A disrupted supply chain ecosystem is one of the most serious challenges facing businesses around the world today. In such a scenario, understanding the market leaders of a capital-intensive industry like supply chain could prove beneficial for investors.
Considering this, today we will talk about AP Møller – Mærsk A/S (AMKBY), popularly known as Maersk, which is one of the largest container shipping companies in the world.
Maersk: a deep dive
Founded in 1904, Maersk has a fleet of 729 vessels and enjoys a market share of 16.7% (as of April 14, 2022), according to Alphaliner. With more than 900 subsidiaries and 95,000 employees, the company is present in more than 130 countries.
Last month, Maersk released its first quarter results. Revenue for the quarter was $19.3 billion, up 55.1% from the same quarter last year. Earnings for the quarter rose 161.2% year-on-year to $1.81 per share.
The company reported EBITDA of $9.1 billion, up 125% year-over-year. At the same time, the EBITDA margin improved from 32.5% in the prior year quarter to 47.1%.
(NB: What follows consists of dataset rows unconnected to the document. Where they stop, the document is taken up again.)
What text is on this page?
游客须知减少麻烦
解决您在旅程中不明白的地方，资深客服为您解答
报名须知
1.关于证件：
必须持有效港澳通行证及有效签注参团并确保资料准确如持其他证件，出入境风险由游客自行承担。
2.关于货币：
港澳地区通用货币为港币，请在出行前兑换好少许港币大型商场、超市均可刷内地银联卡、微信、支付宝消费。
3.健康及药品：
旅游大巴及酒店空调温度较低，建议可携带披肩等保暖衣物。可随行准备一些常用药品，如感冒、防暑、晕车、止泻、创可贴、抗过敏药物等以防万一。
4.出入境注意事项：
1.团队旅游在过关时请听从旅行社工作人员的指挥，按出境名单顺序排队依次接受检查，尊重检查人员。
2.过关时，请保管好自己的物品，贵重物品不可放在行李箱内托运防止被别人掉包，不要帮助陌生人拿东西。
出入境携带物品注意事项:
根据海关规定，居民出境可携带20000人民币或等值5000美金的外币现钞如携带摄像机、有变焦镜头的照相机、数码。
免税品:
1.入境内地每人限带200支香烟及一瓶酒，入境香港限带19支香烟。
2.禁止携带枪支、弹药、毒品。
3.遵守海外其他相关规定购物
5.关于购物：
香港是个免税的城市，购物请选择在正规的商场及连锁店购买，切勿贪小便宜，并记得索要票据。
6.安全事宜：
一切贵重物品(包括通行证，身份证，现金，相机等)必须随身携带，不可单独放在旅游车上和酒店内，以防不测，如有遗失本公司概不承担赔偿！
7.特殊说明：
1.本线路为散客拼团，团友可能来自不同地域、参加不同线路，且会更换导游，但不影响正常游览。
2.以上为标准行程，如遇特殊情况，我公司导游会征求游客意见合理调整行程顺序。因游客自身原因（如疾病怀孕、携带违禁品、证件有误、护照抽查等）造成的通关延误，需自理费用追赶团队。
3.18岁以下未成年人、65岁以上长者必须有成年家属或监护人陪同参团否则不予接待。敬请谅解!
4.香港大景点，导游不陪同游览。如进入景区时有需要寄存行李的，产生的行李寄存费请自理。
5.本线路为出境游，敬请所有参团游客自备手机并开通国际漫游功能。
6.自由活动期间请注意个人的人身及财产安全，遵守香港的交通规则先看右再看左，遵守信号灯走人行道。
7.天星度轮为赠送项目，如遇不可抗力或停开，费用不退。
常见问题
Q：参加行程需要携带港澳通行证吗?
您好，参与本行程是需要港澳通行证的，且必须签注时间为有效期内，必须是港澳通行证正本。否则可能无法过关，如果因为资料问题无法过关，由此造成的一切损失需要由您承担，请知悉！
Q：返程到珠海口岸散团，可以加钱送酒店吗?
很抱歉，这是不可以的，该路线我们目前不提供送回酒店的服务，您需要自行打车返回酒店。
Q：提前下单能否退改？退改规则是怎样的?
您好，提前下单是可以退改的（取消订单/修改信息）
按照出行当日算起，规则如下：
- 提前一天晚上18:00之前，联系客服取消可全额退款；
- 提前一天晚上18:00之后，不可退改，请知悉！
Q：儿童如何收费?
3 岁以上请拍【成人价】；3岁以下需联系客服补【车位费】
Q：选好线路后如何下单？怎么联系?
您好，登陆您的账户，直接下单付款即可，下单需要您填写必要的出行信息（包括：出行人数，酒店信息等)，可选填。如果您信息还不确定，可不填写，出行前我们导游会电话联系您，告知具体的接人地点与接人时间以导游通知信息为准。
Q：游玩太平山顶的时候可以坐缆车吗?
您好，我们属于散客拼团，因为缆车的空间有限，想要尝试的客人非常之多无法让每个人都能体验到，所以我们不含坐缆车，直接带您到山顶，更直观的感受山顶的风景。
The company’s cash and cash equivalents balance fell to $12.1 billion from $6.4 billion a year ago. The company’s dividend yield of 9.26% is well above the industry average of 1.292%.
For 2022, the company expects underlying EBITDA of approximately $30 billion (previously approximately $24 billion), underlying EBIT of approximately $24 billion (previously approximately $19 billion) and cash flow. free cash flow (FCF) greater than $19 billion (previously greater than $15 billion).
Performance on TipRanks
Maersk scores 8 out of 10 on TipRanks’ Smart Score rating system, indicating the stock is likely to outperform the market. Shares of the company have gained 4.4% over the past year.
According to Tipranks, financial bloggers are 100% bullish on AMKBY, compared to the industry average of 70%.
Maersk’s strong fundamentals, above-average dividend yield and efficient operations give it the strength to fight market uncertainties and outperform the market.